Coinvolto negli avvenimenti, come ho già detto, non posso non pensare con simpatia a coloro cui in questo studio «contraddico» (in particolare l’autore del testo principalmente preso in considerazione: Arnaldo Vidigal Xavier da Silveira, che scrive sotto gli auspici della TFP brasiliana, il cui apostolato politico–sociale mi pare degno di speciale apprezzamento). Neppure l’ombra di disistima vorrei che trasparisse da un linguaggio e da una terminologia la cui freddezza è solamente lo scotto che si paga inevitabilmente alla ricerca della massima oggettività.

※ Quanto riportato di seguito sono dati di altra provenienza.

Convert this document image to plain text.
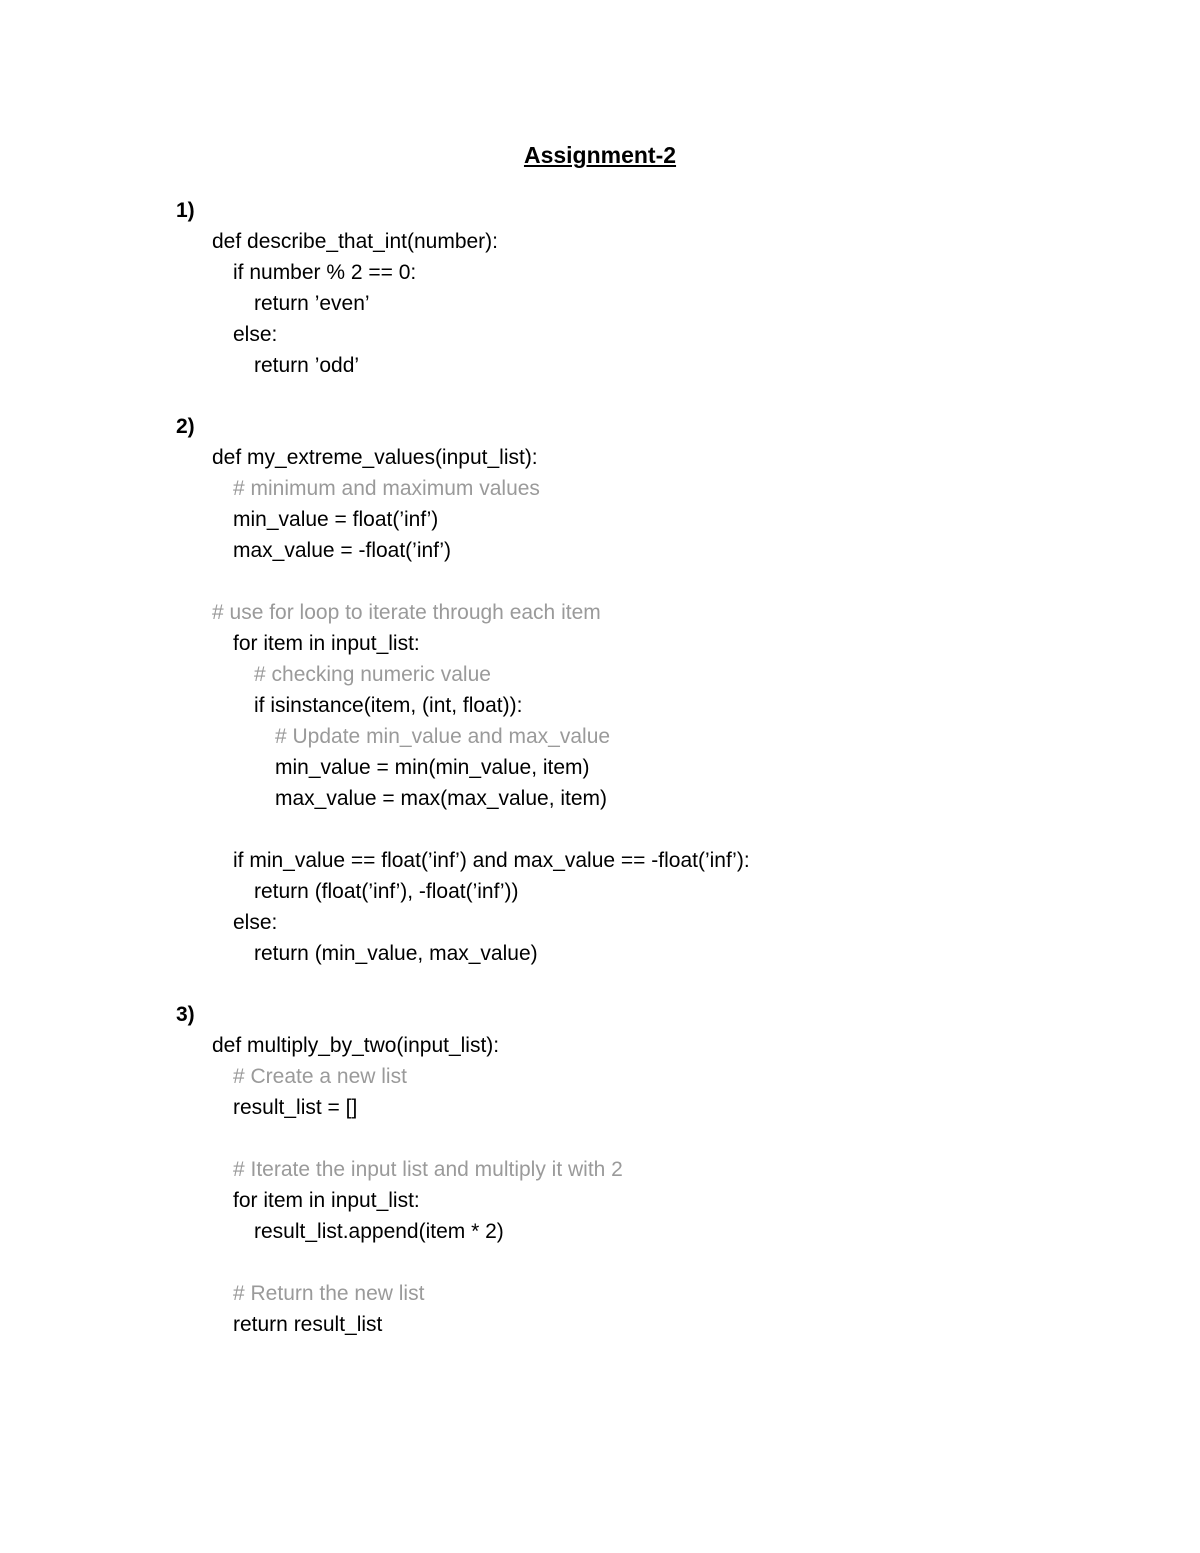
Assignment-2
1)
def describe_that_int(number):
if number % 2 == 0:
return ’even’
else:
return ’odd’
2)
def my_extreme_values(input_list):
# minimum and maximum values
min_value = float(’inf’)
max_value = -float(’inf’)
# use for loop to iterate through each item
for item in input_list:
# checking numeric value
if isinstance(item, (int, float)):
# Update min_value and max_value
min_value = min(min_value, item)
max_value = max(max_value, item)
if min_value == float(’inf’) and max_value == -float(’inf’):
return (float(’inf’), -float(’inf’))
else:
return (min_value, max_value)
3)
def multiply_by_two(input_list):
# Create a new list
result_list = []
# Iterate the input list and multiply it with 2
for item in input_list:
result_list.append(item * 2)
# Return the new list
return result_list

Non vorrei neppure che questo studio desse l’impressione di spirito incorreggibilmente «antiecumenico». È difficile fare dell’ecumenismo ad intra e nello stesso tempo anche ad extra. Le buone intenzioni non modificano certo il risultato; penso però che la loro conoscenza possa contribuire ad una migliore disposizione del lettore che lo deve giudicare.
Se, in una misura anche minima, queste pagine potessero servire in qualche modo alla causa dell’unità della Chiesa, mi sentirei profondamente gratificato e reputerei la mia fatica, anche se certamente tanto manchevole, non del tutto inutile.
Infine tengo ad aggiungere una formula oggi un po’ desueta, correndo il rischio di alimentare l’impressione che tutto questo libro sia un po’ desueto: sottopongo quanto ho scritto al giudizio della Chiesa Cattolica Romana e intendo fin d’ora per ritrattato tutto quello che dovesse risultare, per suo insindacabile giudizio, non in perfetta conformità con la sana dottrina.